Nu heb ik nog bij ieder van hen enkele karakteristieken achterwege gelaten, omdat deze bij alle drie weerkeren. Het zijn namelijk de beschouwingen die vastgeknoopt worden aan de lichaamsdelen waaraan het meeste aandacht wordt besteed: ogen, mond en handen. Zo zijn voor de vrouw “alleen de ogen en de mond… werkelijke organen” (p.31). Ook het meisje verraadt zich op het kritieke moment (p.69) door haar mond en haar ogen. Verder wordt er van de man gezegd: “hij denkt niet, hij kijkt alleen maar”(p.58), terwijl zijn ogen vergeleken worden met “messen” (p.14) en “hijgende vissen” (p.15). De ogen van het meisje krijgen een nog meer sinister cachet mee: “verdoemde ogen” (p.92), “moordtuigen” (p.98). Over zijn handen zegt de man: “Mijn handen en mijn gedachten konden elk een apart leven leiden” (p.23). Bij het vinden van de “gezondheidsband” door het meisje beschrijft hij eerst haar handen, hoe die in feite uit hun rol vallen van “het eigen vreemde en aarzelende leven” dat ze leiden en nu juist een weergave zijn van wat er in de gedachten van het meisje omgaat. Het meisje zegt trouwens: “Ik geloof dat men de dingen eigenlijk meer kan leren kennen door ze aan te raken” (p.49), wat onderlijnd wordt op de volgende bladzijde waar ze ernaar verlangt haar eigen lichaam te kennen, te betasten (cfr. ook p.62). Van de vrouw ten slotte wordt tot tweemaal toe gezegd dat ze het eten op tafel “stoot” (p.13, 49). Het tweevoudig aanwenden van deze ongewone uitdrukking alleen al, wijst op het belang ervan. Bovendien is het niet louter een seksueel kennismaken door het wederzijds betasten van de man en het meisje, waarbij we onwillekeurig moeten terugdenken aan de vrouw, toen zij nog een meisje was en hoe het betasten door haar minnaar ook eerder een zoeken, een ontdekken was (p.81).
Het thema van de aliënatie kunnen we op verschillende wijze belichten. We kunnen namelijk vooreerst nagaan hoe de twee “prototypen” (de man en het meisje) het van elkaar ervaren; daarna hoe zij elk afzonderlijk hun eigen, vervreemde wereld opbouwen en slotte hoe zij tegenover de “anderen” staan, in casu de vrouw en hoe deze blijkbaar ook een verandering in dezelfde zin ondergaat.
Het vervreemdingseffect sluit uit dat de man en het meisje ook maar enigszins op elkaar zouden gelijken.
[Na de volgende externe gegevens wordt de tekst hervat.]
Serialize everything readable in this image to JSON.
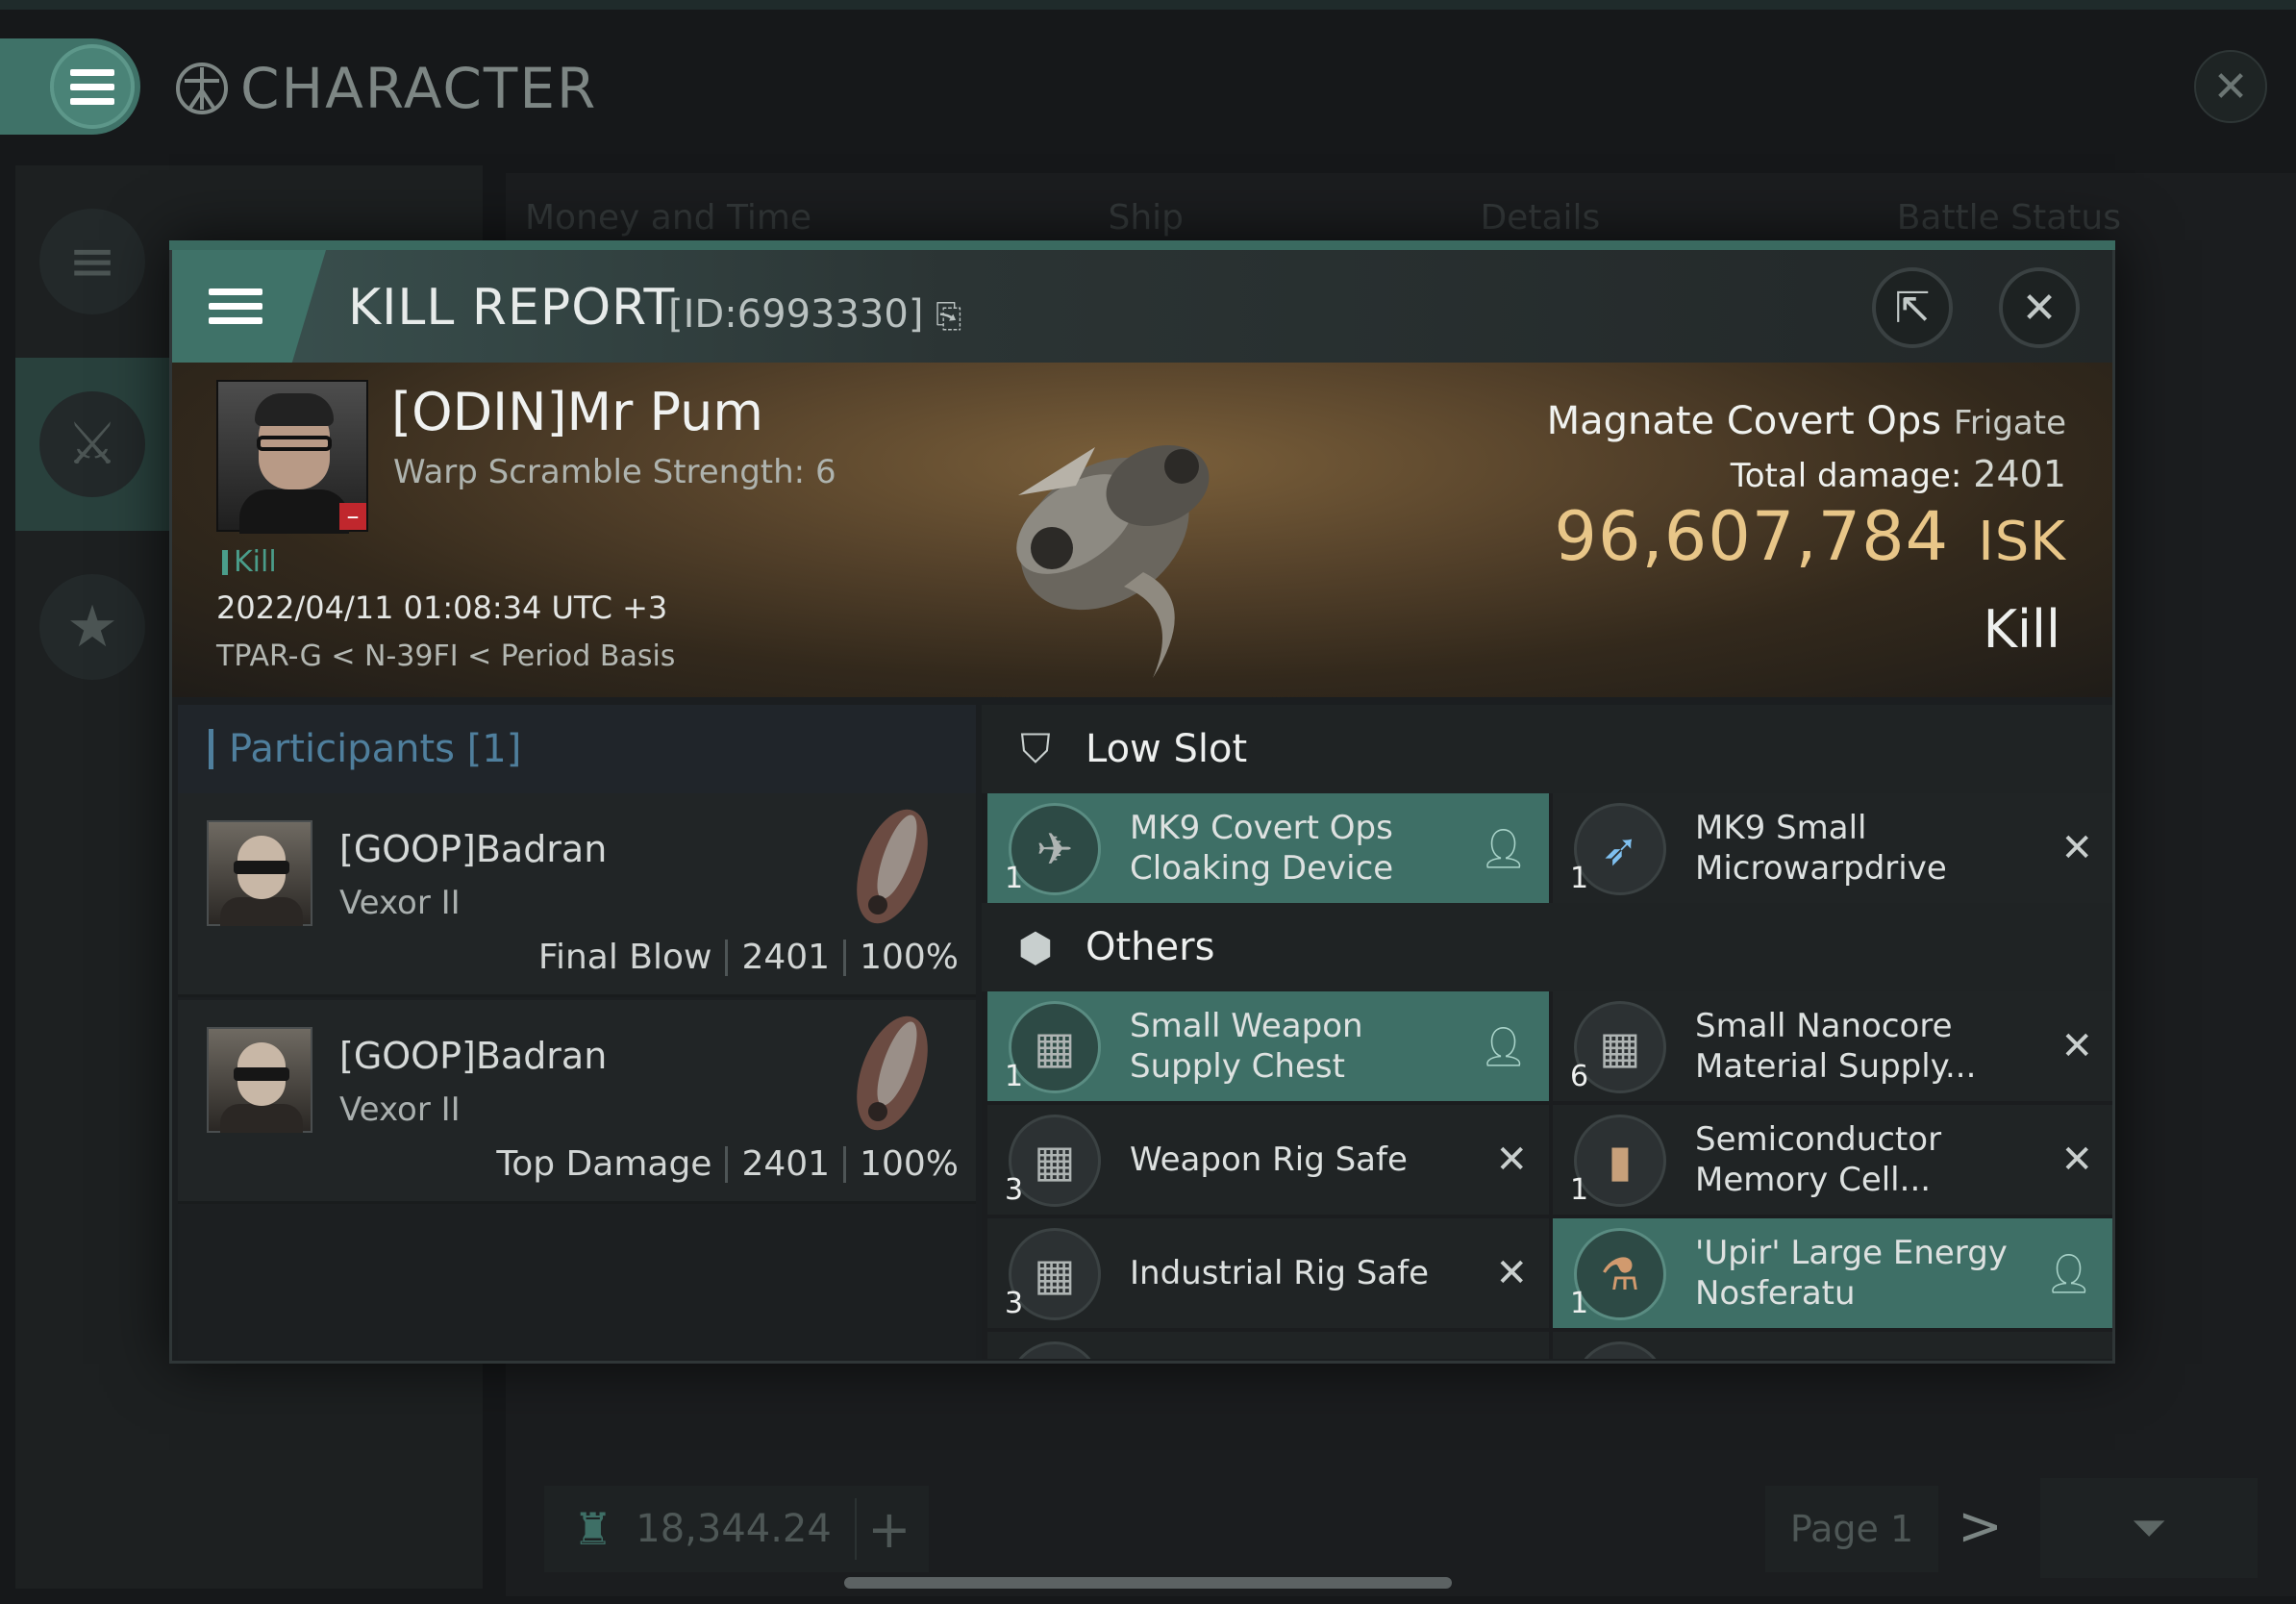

Het enige waarom ze tot elkaar hun toevlucht zoeken is juist hun individualiteit ten opzichte van de anderen. Dit uit zich onder meer in “ik was een eenzame sloep in zee. ik was een drenkeling – soms echter hoorde ik ergens een weerklank, soms hoorde ik van iemand een woord dat de echo was van mijn woord” (p.26) en in “Maar toen het meisje kwam ontdekte ik dat er nog meer zulke mensen waren als hij – dat zij beiden tot een ander soort mensen behoorden – een soort die niet zozeer te onhandig is om in onze wereld rond te lopen, maar zich veel meer te eigenwijs voelt, en misprijzend onze wereld aankijkt” (p.86).
Deze fragmenten onderlijnden toch eerder het samenhorigheidsgevoel; de onderling verschillende houding wordt echter beter geïllustreerd door “Maar hij is anders dan ik, en toch is hij bijna net dezelfde – de meeste mensen zien over alle dingen heen, zijn vrouw ook, maar hij merkt ze op gelijk ik ze opmerk… maar net is net of het hem verdriet doet. Hoe is dat mogelijk, hoe kan hij al die krantenknipsels treurig vinden, en niet dwaas?” (p.51)
Zij is dus vooral verwonderd over wat ik reeds zijn geestelijk masochisme genoemd heb. Dit blijkt ook bij het “grapje” over de man die naar Cuba trekt (p.52) en wanneer ze eindelijk door heeft waarom hij eigenlijk die krantenknipsels spaart (p.66). Toch ervaart het meisje hem als superieur wat zijn onkwetsbaarheid aangaat (het is alsof hij alleen zichzelf toelaat “hem” te kwetsen), dit wordt het best geresumeerd in “Eigenlijk gooit hij mij overhoop op dezelfde manier waarop ik de anderen overhoop gooi.”(p.53).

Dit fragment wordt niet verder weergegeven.